The strategic plan for the Corporate CMT focused on the large risks uncovered during the business impact analysis and risk assessment, and how the corporate CMT prioritizes the recovery of their critical products and services in the event of a major disruption. For example, Company X has one product that accounts for nearly 40% of its total revenue. The Corporate CMT identified this product as the primary focus for recovery with other products being recovered secondarily based on priorities and timelines identified previously. The strategic level plan documented recovery priorities as an aid for the Corporate CMT in business-decision making during a disruptive incident affecting the organization as a whole.
The tactical plans for site CMTs focused on providing guidance and ensuring adequate resources for business process and department response and recovery. The site CMTs act as a liaison to the Corporate CMT, if additional support is needed. The tactical plan would assist the site CMTs in helping individual departments recover. In the event of a larger or more severe disruption, the site CMTs would escalate resource requests on behalf of the site and departments to the Corporate CMT, and push resources back down to the departments. The diagram below depicts this relationship between the site CMT and department recovery teams.
The operational plans for the department recovery teams focus on recovery of a specific department and subordinate business activities. During a disruptive incident, the operational plans provide the departments with procedures to follow in order to escalate information and resource requests to the site CMTs, and the site CMTs in return pushes recovery priorities and resources back down the department. The operational plans also answer two key questions:
- How does the department recover its most time-sensitive business activities when faced with a people, workplace, technology, or supplier disruption; and
- How does the department operate with these recovery strategies and resources until it can return to normal?
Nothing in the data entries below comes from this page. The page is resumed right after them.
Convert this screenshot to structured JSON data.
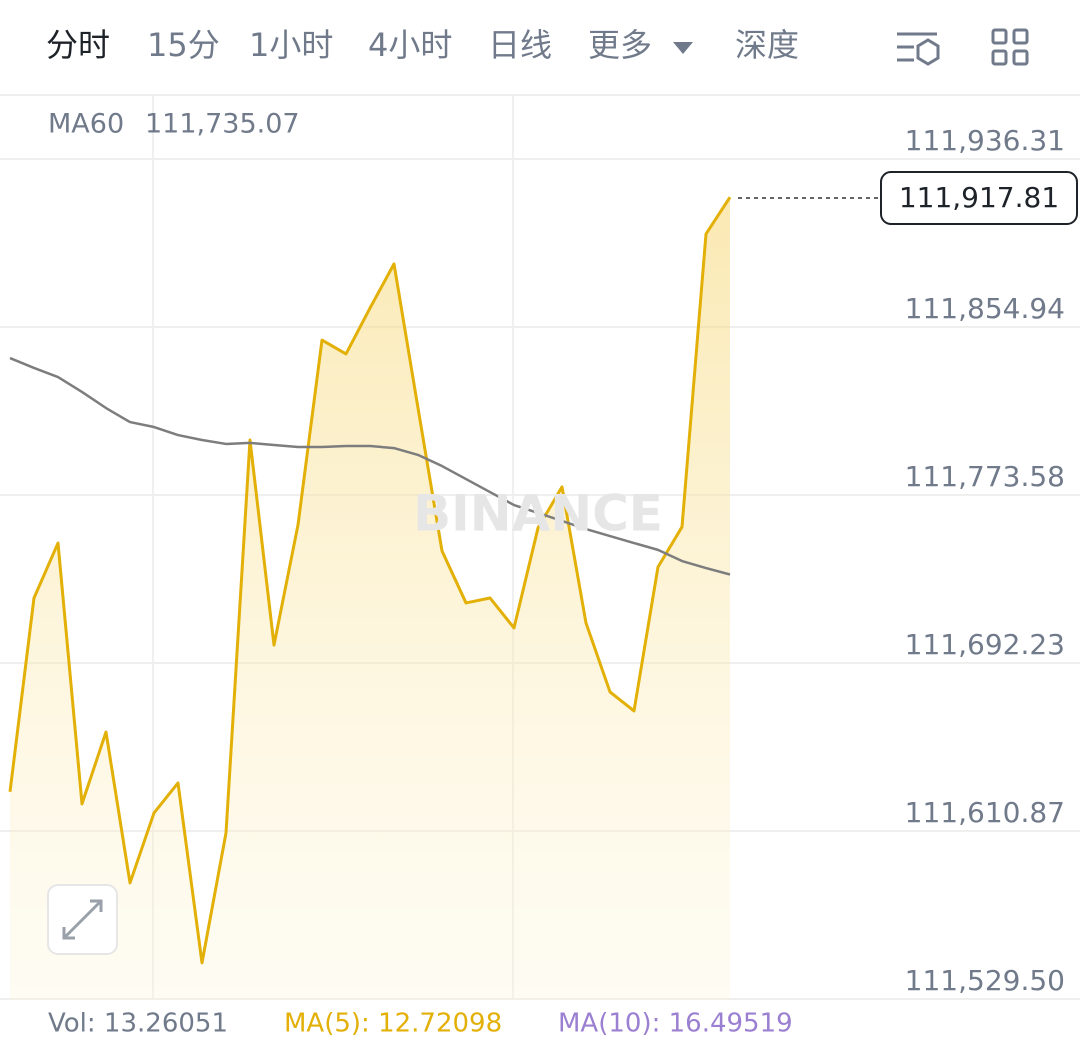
{
  "tabs": [
    "分时",
    "15分",
    "1小时",
    "4小时",
    "日线",
    "更多",
    "深度"
  ],
  "indicator": {
    "name": "MA60",
    "value": "111,735.07"
  },
  "watermark": "BINANCE",
  "current_price": "111,917.81",
  "volume": {
    "vol": "Vol: 13.26051",
    "ma5": "MA(5): 12.72098",
    "ma10": "MA(10): 16.49519"
  },
  "chart_data": {
    "type": "line",
    "ylim": [
      111529.0,
      111967.3
    ],
    "yticks": [
      {
        "value": 111936.31,
        "label": "111,936.31"
      },
      {
        "value": 111854.94,
        "label": "111,854.94"
      },
      {
        "value": 111773.58,
        "label": "111,773.58"
      },
      {
        "value": 111692.23,
        "label": "111,692.23"
      },
      {
        "value": 111610.87,
        "label": "111,610.87"
      },
      {
        "value": 111529.5,
        "label": "111,529.50"
      }
    ],
    "grid": true,
    "series": [
      {
        "name": "price",
        "color": "#e2b007",
        "fill": true,
        "values": [
          111629.8,
          111723.7,
          111750.3,
          111624.0,
          111658.8,
          111585.7,
          111619.6,
          111634.1,
          111547.0,
          111609.9,
          111800.2,
          111700.9,
          111759.1,
          111848.6,
          111841.9,
          111864.1,
          111885.5,
          111815.7,
          111746.5,
          111721.3,
          111723.7,
          111709.2,
          111757.6,
          111777.5,
          111711.6,
          111678.2,
          111669.0,
          111738.7,
          111758.1,
          111900.0,
          111917.81
        ]
      },
      {
        "name": "MA60",
        "color": "#7d7d7d",
        "fill": false,
        "values": [
          111839.9,
          111835.1,
          111830.7,
          111823.5,
          111815.7,
          111808.9,
          111806.5,
          111802.6,
          111800.2,
          111798.3,
          111798.8,
          111797.8,
          111796.8,
          111796.8,
          111797.3,
          111797.3,
          111796.3,
          111793.0,
          111787.6,
          111781.3,
          111775.0,
          111768.7,
          111764.9,
          111761.0,
          111757.1,
          111753.7,
          111750.3,
          111747.0,
          111741.6,
          111738.2,
          111735.07
        ]
      }
    ]
  }
}
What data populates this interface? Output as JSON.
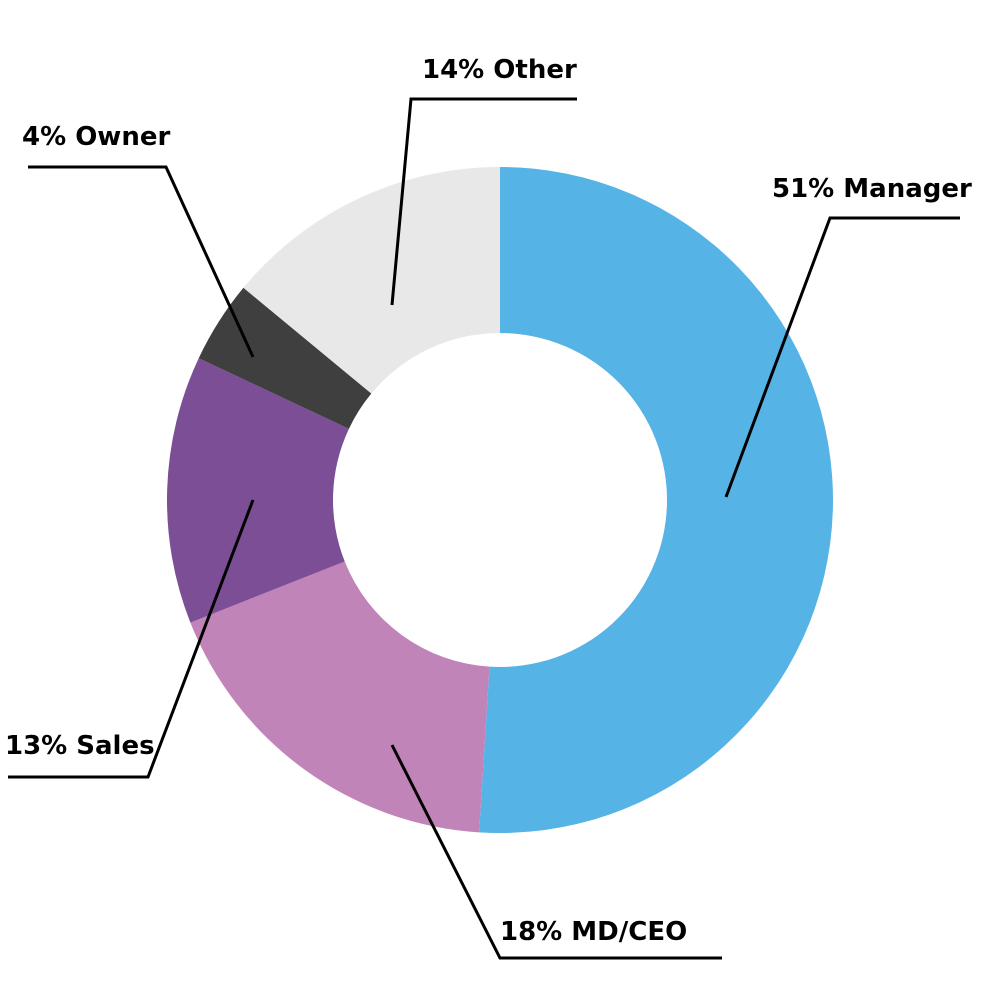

The result of structuring plans at the strategic, tactical, and operational levels is that Company X is now able to respond to a disruption at any level of the business with confidence. Based on GPG guidance, direct, adaptable, concise, and relevant plans will guide users successfully through a response and recovery effort.
FINAL THOUGHTS
Developing and managing business continuity plans at all levels is a critical part of implementing a successful business continuity program. PP5 provides readers with a high-level understanding of what a business continuity plan should cover, as well as how to develop and manage plans for organizations of all shapes and sizes.